A performance review is not the time to try for an award for nicest boss of the year.  Employees need to hear the truth about their performance, regardless of whether it is positive or not.  Too many managers have consistently given great performance reviews only to blindside a worker with a termination over something that they didn’t even realize was a problem.  If an employee has an issue that is causing problems in the office, bringing it up is the only legitimate way to solve the issue.

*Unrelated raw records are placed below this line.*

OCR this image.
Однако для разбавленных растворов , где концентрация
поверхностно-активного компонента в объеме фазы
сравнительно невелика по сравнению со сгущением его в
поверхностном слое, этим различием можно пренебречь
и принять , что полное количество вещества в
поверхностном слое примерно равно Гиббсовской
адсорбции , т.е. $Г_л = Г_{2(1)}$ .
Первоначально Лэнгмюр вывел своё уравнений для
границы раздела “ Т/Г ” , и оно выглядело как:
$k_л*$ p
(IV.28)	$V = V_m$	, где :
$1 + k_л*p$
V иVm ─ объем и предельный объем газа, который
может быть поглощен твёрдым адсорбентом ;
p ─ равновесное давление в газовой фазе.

4. Failing to be Constructive

A great number of managers make the mistake of giving negative feedback to their employees without making it constructive.  Telling a worker that they have done something wrong is not enough for the issue to be resolved.  The manager needs to give constructive advice on how the problem can be remedied.  Too many employees leave a performance review knowing that they’ve messed up but not really sure as to how to fix the situation.  A good boss will provide a game plan for the worker to follow to improve their performance.

5. Being Vague

Many managers make the mistake of not properly preparing for their reviews and throwing them together at the last minute.  Performance reviews are not simply meant to tell someone how good or bad of a job they’ve been doing; they’re meant to give feedback on how a person’s work can get even better over the coming year.  Simply telling an employee that they’ve done a great job isn’t really providing feedback.  In all likelihood, if the worker has done that well of a job, they probably already know it.  These reviews should be well thought out and focus on specifics.  Only then will a performance review be fruitful.

Performance reviews are an essential part of running a company.  Employees need to be given detailed reviews on how they are doing at least once throughout the year.  This will let them know if they need improvement in any certain areas and also give them tips on how their good work can get even better.  It is imperative that these reviews be handled professionally and in a way that benefits the employee and the company.  Avoiding the aforementioned pitfalls can go a long way in accomplishing this.